‘I put it on hold for a few years until I saw the quad camera hat from Arducam and thought this could finally work.’
Evan Poliquin, a young professional animator and designer, told us this when sharing the inspiration for his recent hobby project, a Raspberry Pi quadrascopic camera. It is a camera that can take four photos at once, in a digital way.
Displaying multi photos sequentially while rapidly, the camera simply outputs various kinds of dynamic pictures that twitch themselves, delivering mixed emotions like fun, bored, weird, blue, and many more beyond words.
See more wigglegram photos Evan made with Arducam Quad Hat here.
‘I wanted to make this since there’s really no digital equivalent’, Evan explained on the Hackster.io project page.
Actually, this is not a brand-new thing. It is wigglegrams, namely, the photo wiggles between sides to show a 3D view. Back in his college times, Evan’s film photography professor first let him know about this. Evan hoped to get one, for example, a Nishika or Nimslo, which is never a strange desire for such a curious heart.
Spending hundreds of bucks on such a hobby, however, wouldn’t be the best use of money for a student like Evan. Not until he suddenly became fascinated with Raspberry Pi did Evan pick up the thought again. Well, because it was much cheaper and affordable at that time. “4 pi zeros would cost $40, and 4 v1 camera modules would cost another $40,” Evan recalled.
He did make one, but none of the images was in sync. The idea was then put aside again for several years.
And this was also when Evan got in touch with us. “I remember before the quad hat was even released, I’d bother the Arducam sales team with so many questions about your available hardware at the time. ” Evan said and told us that he almost began to quit the original plan.
“But I’m glad I waited for the quad array.”
The Quad Cam Kit
An Arducam quad-camera kit allows you to use autofocus cameras on a Raspberry Pi. By default, the kit works in a quad-channel mode where all cameras are configured to capture stills/videos at the same time.
Evan went for a 16MP version in order to finish his project as soon as possible. Before long, Arducam updated to 64MP version.
- Multiplexing with ultra high res: 4 x 64mp cameras on 1 Pi.
- Synchronized: up to 4 cameras capturing at the same time.
- Autofocus: AF/Manual/Continuous-AF out of the box.
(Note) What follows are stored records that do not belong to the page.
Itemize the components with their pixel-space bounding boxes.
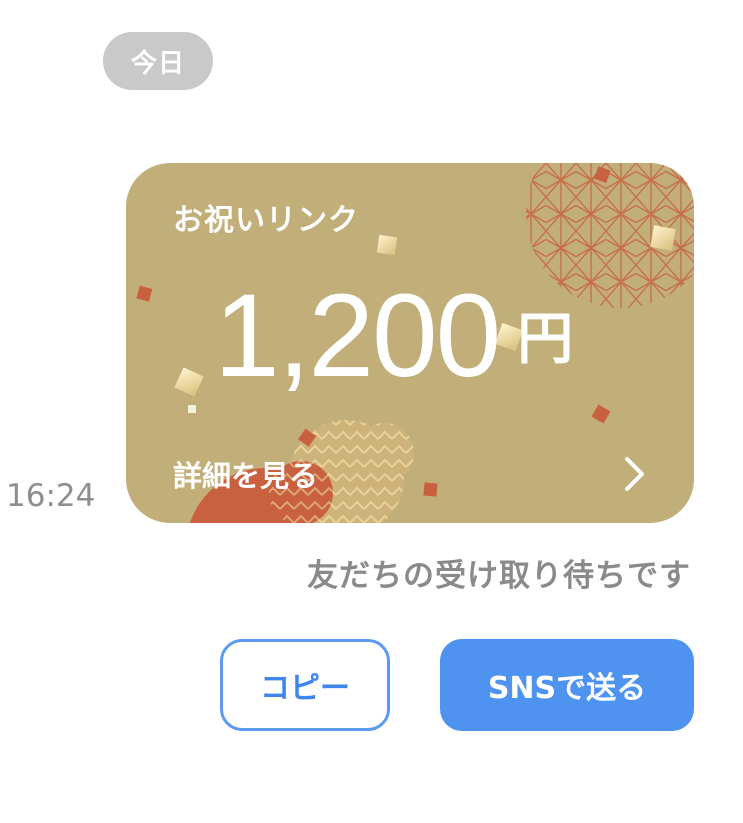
view-details-link[interactable]: 詳細を見る [173, 453, 318, 495]
send-sns-button[interactable]: SNSで送る [440, 639, 694, 731]
message-timestamp: 16:24 [6, 478, 96, 514]
date-separator-pill: 今日 [103, 32, 213, 90]
gift-amount: 1,200 円 [214, 268, 573, 404]
currency-unit: 円 [517, 307, 574, 372]
card-title: お祝いリンク [173, 203, 359, 238]
gift-link-card[interactable]: お祝いリンク 1,200 円 詳細を見る [126, 163, 694, 523]
status-message: 友だちの受け取り待ちです [307, 558, 691, 594]
copy-button[interactable]: コピー [220, 639, 390, 731]
copy-button-label: コピー [260, 671, 350, 706]
amount-value: 1,200 [214, 270, 501, 402]
date-label: 今日 [130, 48, 185, 79]
chevron-right-icon[interactable] [622, 455, 648, 493]
send-sns-button-label: SNSで送る [487, 671, 647, 706]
- Better Control: single/dual/quad channel modes.
- Highly Compatible: libcamera-ready, works well with most Pi models.
‘If I were patient I definitely would’ve gotten the 64mp kit only a few months later. The added resolution, larger lens, and larger sensor would’ve made a huge improvement in my project. However, 16mp is still more than sufficient for this, especially when a lot of the images will just end up on Instagram. ‘ Evan said.
Check more about Arducam 64MP Autofocus Quad-Camera Kit
Check more about Arducam 16MP Autofocus Quad-Camera Kit
Evan’s project might be neither theoretically inventive nor industrially productive, it is innovative enough, though. Innovation never talks big loudly but always implies the inside passion to address huge or tiny issues that never stop emerging around and troubling us. Or, on the other hand, implies the strong desire, together with an evergreen curiosity that drives makers to think, to create, to change.
Arducam, with the mission ‘make machine vision easier’ borne in mind, acts in the same way. To think, to create, to change. Starting by adding a camera module onto Arduino that nobody ever thought of before, the founder of Arducam, Lee Jackson has been keeping this in mind for over a decade.
As a designer, Evan’s office job is a lot of generalist design with a focus on video production and animation. ‘Fortunately, they are very supportive and place an emphasis on work/life balance so I’m able to pursue lots of my other interests in my spare time.’
Being asked about the career vision, Evan’s comment showed a genuine spirit of creation: “It was great to combine all of these skills into one project that I’m so passionate about, and be able to inspire others in the process. ”
Good luck to Evan, and the same to thousands of smart and versatile makers just like him.